I don’t want the kind of love that rom-com tells me to look for.
I don’t want a love that views me as a project to be fixed.
I don’t want a love that chooses sacrifice over compromise.
I don’t want a love that I don’t have any real choice in as it’s a part of fate.
I want the kind of love that accepts me in my totality- physical imperfections, personality flaws, and love of Jim Carrey’s movies included.
I want the kind of love that will support my dreams and push me forward when I backpedal instead of asking me to sacrifice myself for its longevity.
I want the kind of love that isn’t fated to me at 7 because of a childhood proclamation of love or a love that starts because I locked eyes with someone across the room and am forever tied to them, but one that I can have a choice in both enterings into and exiting.
I want the kind of love that starts unexpectedly with someone entirely new to me or a good friend and blossoms from there, thinking that you would never feel that way about them and discovering that there are new, awesome layers to the person you thought you already knew.
I want the kind of love in which red flags don’t just look like flags and one that doesn’t leave me crying on my bedroom floor after a fight in which toxicity was present.

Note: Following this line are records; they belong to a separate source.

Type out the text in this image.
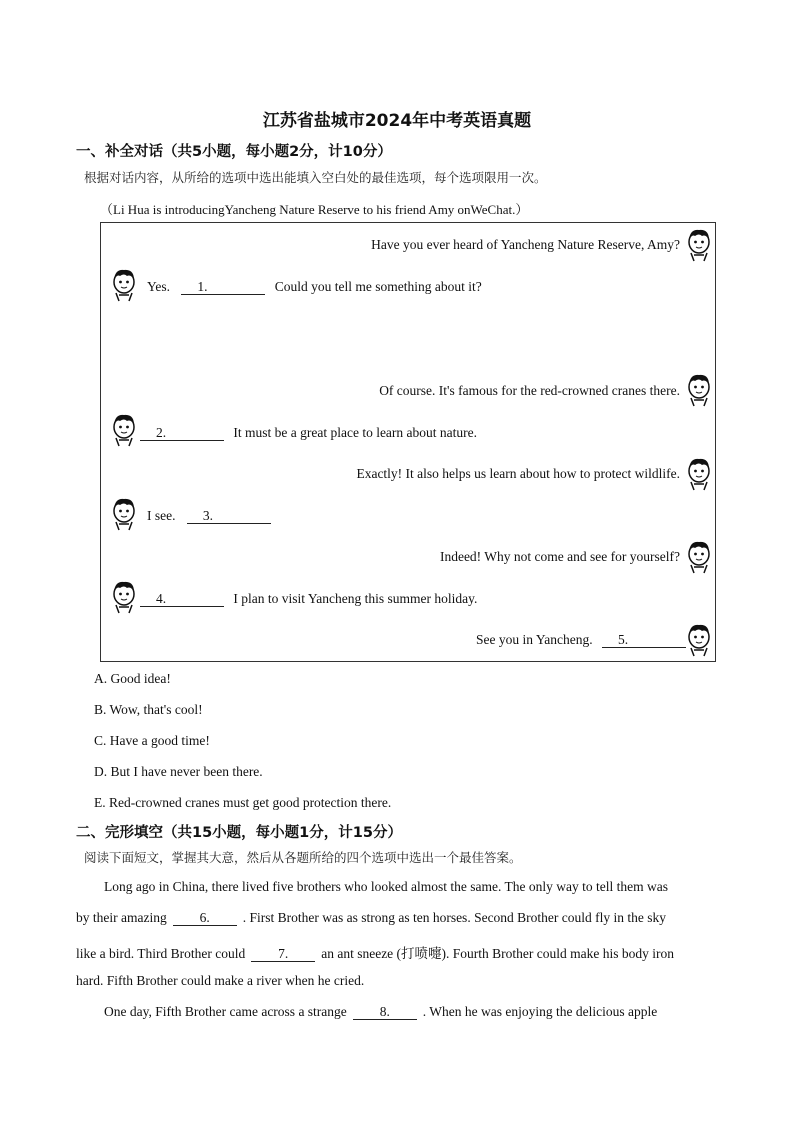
江苏省盐城市2024年中考英语真题
一、补全对话（共5小题，每小题2分，计10分）
根据对话内容，从所给的选项中选出能填入空白处的最佳选项，每个选项限用一次。
（Li Hua is introducingYancheng Nature Reserve to his friend Amy onWeChat.）
Have you ever heard of Yancheng Nature Reserve, Amy?
Yes. 1.	Could you tell me something about it?
Of course. It's famous for the red-crowned cranes there.
2.	It must be a great place to learn about nature.
Exactly! It also helps us learn about how to protect wildlife.
I see. 3.
Indeed! Why not come and see for yourself?
4.	I plan to visit Yancheng this summer holiday.
See you in Yancheng. 5.
A. Good idea!
B. Wow, that's cool!
C. Have a good time!
D. But I have never been there.
E. Red-crowned cranes must get good protection there.
二、完形填空（共15小题，每小题1分，计15分）
阅读下面短文，掌握其大意，然后从各题所给的四个选项中选出一个最佳答案。
Long ago in China, there lived five brothers who looked almost the same. The only way to tell them was
by their amazing 6. . First Brother was as strong as ten horses. Second Brother could fly in the sky
like a bird. Third Brother could 7. an ant sneeze (打喷嚏). Fourth Brother could make his body iron
hard. Fifth Brother could make a river when he cried.
One day, Fifth Brother came across a strange 8. . When he was enjoying the delicious apple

I want the kind of love that hears me during an argument and speaks to me softly, gently, and rationally, cradles my trauma in its soft hands, and works to understand my position.
I want the kind of love that’s comprised of more than believing I’m something to be improved to catch its eye, but one that desires me in my true physical form and doesn’t ask for unreasonable changes.
I want the kind of love that doesn’t just show up when they’re drunk at 11 pm, asking what I’m doing later but shows up in the daylight during brunch, at an afternoon gathering with my family, and a dinner with my friends without embarrassment.
I want the kind of love that’s comprised of more than lust and infatuation, but one that’s present when life gets hard and is as nurturing as a best friendship.
I want more than the kind of love that I don’t expect to heal my heart, no matter why it’s broken and gives me a reason to believe that I won’t feel like it’s raining every time I close my eyes because of its mere presence.
I want the kind of love that feels realistic and ebbs with the flow of life, instead of something that’s eternally magical and euphoric.
I want the kind of love that loves me as much as I love myself and my community.
I want the kind of love that leads me to the path of someone who wants to make the choice to love me, over and over again.